There are five core concepts that distinguish knowledge innovation from other knowledge and innovation approaches:

  • Innovation Value System (not value chain) - value chain thinking is linear and static. The innovation value system is dynamic and shows all the interdependent relationships that are need to be developed for successful innovation.

  • Strategic Business Network (not Strategic Business Units) - strategic business unit management tends to create isolated islands of knowledge. The Strategic Business Network encourages the flow of knowledge between partners, customers, suppliers, research organisations and other stakeholders, including competitors, in the innovation process.

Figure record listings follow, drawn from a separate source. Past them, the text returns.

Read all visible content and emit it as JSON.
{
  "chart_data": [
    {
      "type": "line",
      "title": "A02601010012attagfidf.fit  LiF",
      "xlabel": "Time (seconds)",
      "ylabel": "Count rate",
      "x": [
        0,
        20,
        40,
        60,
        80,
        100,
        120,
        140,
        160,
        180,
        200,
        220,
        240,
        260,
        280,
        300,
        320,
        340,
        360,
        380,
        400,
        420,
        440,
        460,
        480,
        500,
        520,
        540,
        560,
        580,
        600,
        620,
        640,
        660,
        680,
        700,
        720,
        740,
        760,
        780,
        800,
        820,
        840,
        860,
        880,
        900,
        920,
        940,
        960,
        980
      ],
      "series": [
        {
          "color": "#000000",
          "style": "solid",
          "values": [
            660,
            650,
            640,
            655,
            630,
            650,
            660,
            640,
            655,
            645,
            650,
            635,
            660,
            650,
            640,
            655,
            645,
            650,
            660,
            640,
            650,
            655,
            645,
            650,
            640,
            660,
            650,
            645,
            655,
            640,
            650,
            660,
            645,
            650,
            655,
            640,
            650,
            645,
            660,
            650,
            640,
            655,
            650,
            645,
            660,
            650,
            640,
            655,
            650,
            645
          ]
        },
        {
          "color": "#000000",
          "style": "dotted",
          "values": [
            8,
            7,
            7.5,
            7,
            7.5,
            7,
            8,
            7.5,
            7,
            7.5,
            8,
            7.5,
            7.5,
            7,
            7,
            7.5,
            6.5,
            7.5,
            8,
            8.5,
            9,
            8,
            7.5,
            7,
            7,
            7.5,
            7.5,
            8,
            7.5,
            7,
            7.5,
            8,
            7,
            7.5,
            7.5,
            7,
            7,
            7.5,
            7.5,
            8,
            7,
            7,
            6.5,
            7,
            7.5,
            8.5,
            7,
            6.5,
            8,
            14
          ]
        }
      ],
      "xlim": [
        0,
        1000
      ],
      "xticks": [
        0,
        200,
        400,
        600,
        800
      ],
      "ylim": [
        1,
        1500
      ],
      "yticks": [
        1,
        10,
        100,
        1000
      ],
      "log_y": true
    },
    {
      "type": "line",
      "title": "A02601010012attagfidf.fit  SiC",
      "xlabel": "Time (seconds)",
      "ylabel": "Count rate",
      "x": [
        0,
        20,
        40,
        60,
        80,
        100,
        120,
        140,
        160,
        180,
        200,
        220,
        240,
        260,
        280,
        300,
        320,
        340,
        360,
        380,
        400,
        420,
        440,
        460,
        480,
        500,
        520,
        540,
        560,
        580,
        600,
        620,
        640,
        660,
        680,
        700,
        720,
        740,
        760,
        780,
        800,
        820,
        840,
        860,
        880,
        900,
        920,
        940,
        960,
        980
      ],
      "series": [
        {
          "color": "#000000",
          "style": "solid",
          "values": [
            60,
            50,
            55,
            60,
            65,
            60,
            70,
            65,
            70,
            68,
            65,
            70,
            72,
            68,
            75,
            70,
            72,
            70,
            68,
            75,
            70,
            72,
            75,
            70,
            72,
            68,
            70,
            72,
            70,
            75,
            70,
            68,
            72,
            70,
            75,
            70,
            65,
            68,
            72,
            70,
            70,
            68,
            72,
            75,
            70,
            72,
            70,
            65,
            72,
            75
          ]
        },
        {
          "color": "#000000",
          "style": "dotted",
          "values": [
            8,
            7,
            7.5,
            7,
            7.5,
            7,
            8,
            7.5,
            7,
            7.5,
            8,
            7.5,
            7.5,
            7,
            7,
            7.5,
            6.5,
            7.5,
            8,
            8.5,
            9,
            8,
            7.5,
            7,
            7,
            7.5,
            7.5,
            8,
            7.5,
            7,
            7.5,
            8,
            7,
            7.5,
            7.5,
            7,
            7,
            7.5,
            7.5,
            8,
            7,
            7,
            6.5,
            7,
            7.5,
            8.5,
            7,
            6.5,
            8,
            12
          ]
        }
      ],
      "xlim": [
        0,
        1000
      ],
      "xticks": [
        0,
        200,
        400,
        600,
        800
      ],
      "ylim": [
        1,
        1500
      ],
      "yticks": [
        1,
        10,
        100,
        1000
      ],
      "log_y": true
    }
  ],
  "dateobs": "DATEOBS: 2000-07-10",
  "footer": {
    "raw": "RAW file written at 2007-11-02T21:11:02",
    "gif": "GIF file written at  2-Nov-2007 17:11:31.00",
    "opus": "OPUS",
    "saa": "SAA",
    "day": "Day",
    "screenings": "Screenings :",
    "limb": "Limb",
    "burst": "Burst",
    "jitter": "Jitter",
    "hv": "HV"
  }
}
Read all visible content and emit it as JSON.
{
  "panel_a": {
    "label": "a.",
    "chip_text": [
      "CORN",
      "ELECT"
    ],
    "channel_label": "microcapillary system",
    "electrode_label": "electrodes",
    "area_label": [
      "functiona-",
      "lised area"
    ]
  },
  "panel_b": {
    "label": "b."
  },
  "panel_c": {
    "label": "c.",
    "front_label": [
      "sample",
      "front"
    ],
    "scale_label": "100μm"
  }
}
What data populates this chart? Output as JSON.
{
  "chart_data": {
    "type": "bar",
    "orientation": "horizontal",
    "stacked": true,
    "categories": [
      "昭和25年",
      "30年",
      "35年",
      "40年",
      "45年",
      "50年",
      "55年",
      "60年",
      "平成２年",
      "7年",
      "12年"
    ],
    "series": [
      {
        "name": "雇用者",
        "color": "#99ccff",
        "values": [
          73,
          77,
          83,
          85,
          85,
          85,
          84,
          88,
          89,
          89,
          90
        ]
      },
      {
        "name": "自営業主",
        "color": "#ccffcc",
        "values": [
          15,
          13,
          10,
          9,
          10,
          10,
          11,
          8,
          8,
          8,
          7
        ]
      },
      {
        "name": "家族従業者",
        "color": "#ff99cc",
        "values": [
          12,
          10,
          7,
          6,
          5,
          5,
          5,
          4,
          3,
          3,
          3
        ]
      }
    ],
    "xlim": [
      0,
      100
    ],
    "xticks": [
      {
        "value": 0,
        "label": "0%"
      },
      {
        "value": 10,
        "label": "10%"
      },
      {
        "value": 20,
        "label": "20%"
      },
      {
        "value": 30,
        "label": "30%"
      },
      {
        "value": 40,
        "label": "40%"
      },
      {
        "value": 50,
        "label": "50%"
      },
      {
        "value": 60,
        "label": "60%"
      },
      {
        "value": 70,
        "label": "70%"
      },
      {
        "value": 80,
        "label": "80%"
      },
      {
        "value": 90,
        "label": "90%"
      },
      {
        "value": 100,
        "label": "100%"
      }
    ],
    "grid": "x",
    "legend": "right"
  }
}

  • Collaborative (not Competitive) Advantage - Competitive strategies create win-lose scenarios, often competing for a share of the same pie. Collaborative strategies encourage win-win situations through symbiotic relationships. Knowledge grows and the pie gets bigger for all.

  • Customer Success (not Satisfaction) - Customer satisfaction meets today's articulated need. A focus on the success of your customer helps identify those future unarticulated needs, the source of growth and future success.

15. What is the difference between Knowledge Management and Knowledge Innovation?

Knowledge management is now widely practiced. But much of this practice is based on "sharing what we know", such as best practice. More forward looking companies are developing the role of knowledge in their innovation processes. This is where future success will come. It goes beyond the 5 or 10 per cent year-on-year continuous improvements from sharing existing knowledge but the 10 fold and even 100 fold breakthroughs from innovation. Effective knowledge management is a necessary prerequisite. Knowledge innovation is one further step on the management performance trajectory, that integrates knowledge management with innovation management.

16. Power of Innovation – the Case of Skandia

For the past five years Skandia has been describing its work surrounding intellectual capital in supplements to the group's financial reports. The components which make up intellectual capital, including innovation capital, were presented in the supplement to the 1995 Annual Report.

Innovation capital refers to the explicit, packaged result of innovation, in the form of protected commercial rights, intellectual property, and other intangible assets and values. Harnessing this power of innovation requires a more dynamic perspective and a synchronized focus on human and structural capital for renewal. Thus the power of innovation is found in the border zone between human capital and structural capital.

The goal is to achieve a multiplicative effect in order to enhance rapid knowledge sharing and develop new business applications. In doing so, new value is created. The critical success factor is not only the number of new ideas, but more so, their implementation. This can be facilitated by having the right company culture, leadership and infrastructure.

A company's strategies for growth, competence development and competence renewal can bear great significance for its future value. The power of innovation creates value in that innovation capital is either recycled or generated anew.

Knowledge innovation is the creation, evolution, exchange and application of new ideas into marketable goods and services, leading to the success of an enterprise, the vitality of a nation's economy and the advancement of society.